Whilst the SCoR agrees that RP education should be effectively delivered in medical and dental schools, there is a belief that there is insufficient time available in the medical training programme to deliver it. An alternative mechanism would be for mandatory training to be delivered before individuals are allowed to refer patients for medical imaging examinations.
216 – 220
SCoR strongly agrees that RP education and training should occur throughout an individual’s professional life.
565 - 567
The educational requirements for referrers are described. The SCoR believes that in addition to this, further mandatory training should be given by employers at induction so that local practices are understood and before they are allowed to refer patients for imaging examinations.
575 – 580
The SCoR agrees with this section but also believes that RP training should be a mandatory within the CPD programme and that radiographers could be a resource to help deliver training.

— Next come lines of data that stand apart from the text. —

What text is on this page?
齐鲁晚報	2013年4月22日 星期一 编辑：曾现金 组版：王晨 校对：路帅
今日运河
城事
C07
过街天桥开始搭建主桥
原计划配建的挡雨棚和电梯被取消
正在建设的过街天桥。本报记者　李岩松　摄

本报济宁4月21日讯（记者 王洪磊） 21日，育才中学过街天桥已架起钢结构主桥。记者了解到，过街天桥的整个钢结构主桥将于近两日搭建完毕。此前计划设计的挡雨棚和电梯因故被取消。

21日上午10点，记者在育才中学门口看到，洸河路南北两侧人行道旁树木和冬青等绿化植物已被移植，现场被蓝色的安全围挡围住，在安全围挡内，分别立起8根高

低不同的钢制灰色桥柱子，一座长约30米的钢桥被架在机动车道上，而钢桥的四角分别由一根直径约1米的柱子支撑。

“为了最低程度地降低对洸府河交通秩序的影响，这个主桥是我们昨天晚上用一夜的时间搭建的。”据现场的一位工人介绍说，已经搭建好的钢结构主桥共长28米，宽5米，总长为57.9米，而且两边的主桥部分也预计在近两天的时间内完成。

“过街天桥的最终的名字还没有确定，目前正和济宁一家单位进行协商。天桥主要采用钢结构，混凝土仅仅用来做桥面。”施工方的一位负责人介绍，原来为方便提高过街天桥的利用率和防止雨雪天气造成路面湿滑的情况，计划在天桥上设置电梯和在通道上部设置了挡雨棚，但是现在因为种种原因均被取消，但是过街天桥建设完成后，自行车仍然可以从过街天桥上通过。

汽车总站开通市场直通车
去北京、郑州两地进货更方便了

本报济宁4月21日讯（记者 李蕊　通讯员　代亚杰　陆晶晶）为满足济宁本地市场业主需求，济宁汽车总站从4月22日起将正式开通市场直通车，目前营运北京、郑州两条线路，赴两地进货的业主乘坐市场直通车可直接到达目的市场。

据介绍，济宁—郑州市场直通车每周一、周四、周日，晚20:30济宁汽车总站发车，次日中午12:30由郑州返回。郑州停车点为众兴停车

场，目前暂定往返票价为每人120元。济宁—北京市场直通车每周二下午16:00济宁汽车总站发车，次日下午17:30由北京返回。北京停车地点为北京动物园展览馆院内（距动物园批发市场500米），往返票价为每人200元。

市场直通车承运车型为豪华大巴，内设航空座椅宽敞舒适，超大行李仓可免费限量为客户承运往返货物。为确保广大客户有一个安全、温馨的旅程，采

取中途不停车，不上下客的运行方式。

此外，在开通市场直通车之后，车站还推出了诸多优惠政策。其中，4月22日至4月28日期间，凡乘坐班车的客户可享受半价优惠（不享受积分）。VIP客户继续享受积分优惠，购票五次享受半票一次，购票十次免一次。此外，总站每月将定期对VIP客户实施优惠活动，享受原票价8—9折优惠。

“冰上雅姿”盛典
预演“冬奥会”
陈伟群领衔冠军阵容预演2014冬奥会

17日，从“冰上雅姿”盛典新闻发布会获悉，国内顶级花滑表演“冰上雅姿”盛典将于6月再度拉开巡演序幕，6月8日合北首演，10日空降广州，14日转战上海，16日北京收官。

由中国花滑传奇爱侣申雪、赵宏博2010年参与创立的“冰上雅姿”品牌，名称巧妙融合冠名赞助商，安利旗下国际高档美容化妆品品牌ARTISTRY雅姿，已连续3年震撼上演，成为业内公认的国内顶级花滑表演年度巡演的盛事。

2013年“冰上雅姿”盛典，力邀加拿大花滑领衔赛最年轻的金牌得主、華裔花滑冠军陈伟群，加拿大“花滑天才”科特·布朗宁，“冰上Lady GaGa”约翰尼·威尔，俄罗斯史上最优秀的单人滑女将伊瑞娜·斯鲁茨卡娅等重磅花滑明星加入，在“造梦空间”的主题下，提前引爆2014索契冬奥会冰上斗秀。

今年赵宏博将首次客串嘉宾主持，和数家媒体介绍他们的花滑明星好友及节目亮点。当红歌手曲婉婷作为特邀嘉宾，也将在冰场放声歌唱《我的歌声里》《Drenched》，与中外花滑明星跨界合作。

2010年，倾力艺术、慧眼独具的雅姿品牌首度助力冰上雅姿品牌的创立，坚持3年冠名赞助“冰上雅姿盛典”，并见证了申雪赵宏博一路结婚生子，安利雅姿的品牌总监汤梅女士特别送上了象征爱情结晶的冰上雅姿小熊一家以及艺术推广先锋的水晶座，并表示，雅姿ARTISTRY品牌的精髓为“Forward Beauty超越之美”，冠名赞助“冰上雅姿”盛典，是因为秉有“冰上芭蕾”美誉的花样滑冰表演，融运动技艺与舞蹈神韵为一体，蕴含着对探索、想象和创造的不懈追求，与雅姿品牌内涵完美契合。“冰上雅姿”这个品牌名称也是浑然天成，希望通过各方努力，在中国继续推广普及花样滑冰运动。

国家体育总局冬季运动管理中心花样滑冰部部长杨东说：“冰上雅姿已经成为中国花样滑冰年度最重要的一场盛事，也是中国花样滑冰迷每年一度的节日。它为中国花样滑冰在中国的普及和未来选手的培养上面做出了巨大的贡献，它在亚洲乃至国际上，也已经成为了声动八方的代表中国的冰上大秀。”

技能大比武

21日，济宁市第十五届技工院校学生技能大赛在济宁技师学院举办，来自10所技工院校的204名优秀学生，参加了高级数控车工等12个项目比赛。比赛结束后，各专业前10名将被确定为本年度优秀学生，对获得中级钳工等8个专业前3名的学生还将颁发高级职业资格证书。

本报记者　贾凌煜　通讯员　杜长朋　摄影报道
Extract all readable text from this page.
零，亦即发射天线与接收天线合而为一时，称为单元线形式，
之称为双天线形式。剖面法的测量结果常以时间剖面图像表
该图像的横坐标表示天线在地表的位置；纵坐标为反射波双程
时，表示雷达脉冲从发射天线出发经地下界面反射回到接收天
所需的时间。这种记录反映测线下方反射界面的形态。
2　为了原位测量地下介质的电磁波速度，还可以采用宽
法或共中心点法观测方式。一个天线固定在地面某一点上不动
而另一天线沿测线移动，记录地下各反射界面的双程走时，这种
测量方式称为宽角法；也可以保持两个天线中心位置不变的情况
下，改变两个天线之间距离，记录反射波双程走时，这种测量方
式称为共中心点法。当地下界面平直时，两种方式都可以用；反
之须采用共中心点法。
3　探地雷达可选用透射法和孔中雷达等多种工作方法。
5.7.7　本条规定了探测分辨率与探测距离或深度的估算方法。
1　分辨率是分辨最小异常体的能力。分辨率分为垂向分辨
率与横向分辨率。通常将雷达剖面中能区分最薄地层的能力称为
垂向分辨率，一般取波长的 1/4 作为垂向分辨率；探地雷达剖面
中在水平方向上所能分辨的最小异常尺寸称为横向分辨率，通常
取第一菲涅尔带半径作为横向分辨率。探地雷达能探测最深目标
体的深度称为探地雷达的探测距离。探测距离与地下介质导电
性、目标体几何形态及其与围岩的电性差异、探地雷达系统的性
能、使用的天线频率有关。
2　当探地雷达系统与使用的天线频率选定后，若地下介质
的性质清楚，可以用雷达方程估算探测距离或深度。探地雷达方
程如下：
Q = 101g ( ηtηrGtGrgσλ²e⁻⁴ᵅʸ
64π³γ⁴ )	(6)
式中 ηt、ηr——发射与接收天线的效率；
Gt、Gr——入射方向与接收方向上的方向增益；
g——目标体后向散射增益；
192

Table 1 and 2 Recommended RP Training
SCoR agrees with the detail in the tables.
819 – 823
The SCoR agrees that continuing RP education for referrers is imperative. The standard of education needs to be consistent and preferably delivered by an appropriate accredited body.
The SCoR believes professional bodies have a role to play in delivering targeted, accredited refresher training to their members and an obligation to provide access to other clinical groups if required.
989 – 990
RP training has to be given by an individual with the right skills and knowledge, and is not a role exclusively for medical physicists. In the UK, medical physicists lack the specialist knowledge of radiographic technique and image interpretation.
Summary of ICRP Recommendations
The SCoR agrees with all of the recommendations but has comments to make on the following:
3) In the UK the final responsibility for the radiation exposure may not be a physician and the wording of the recommendation should reflect this. We suggest the word ‘physician’ be replaced with ‘statutorily regulated healthcare practitioner.’
8) Whilst the SCoR understands the statement we feel that RP education and training should be mandatory and its significance should be emphasized. Those referring patients for medical imaging examinations must appreciate the need for justification and understand the roles played by other healthcare professionals.
9) There is a need to ensure consistency in the quality and delivery of RP education and training.
10) The SCoR strongly supports this recommendation.
11) The SCoR strongly supports this recommendation.
17) RP training has to be given by an individual with the right skills and knowledge, and is not a role exclusively for medical physicists.
22) The training described is part of the radiographer undergraduate and the assistant practitioner programmes in the UK.
28) As stated above, the designation of the primary trainer is unimportant. The trainer needs to be competent and possess the knowledge to deliver the training.
31) Whilst the SCoR agrees in principle, we believe a project of this magnitude would need to be targeted to specific groups and it could only be delivered if centrally driven and funded.
37) It has to be recognised that there are no significant training budgets for many clinical groups. Also, the time allocated to undertake formal training and CPD is often severely limited or nonexistent.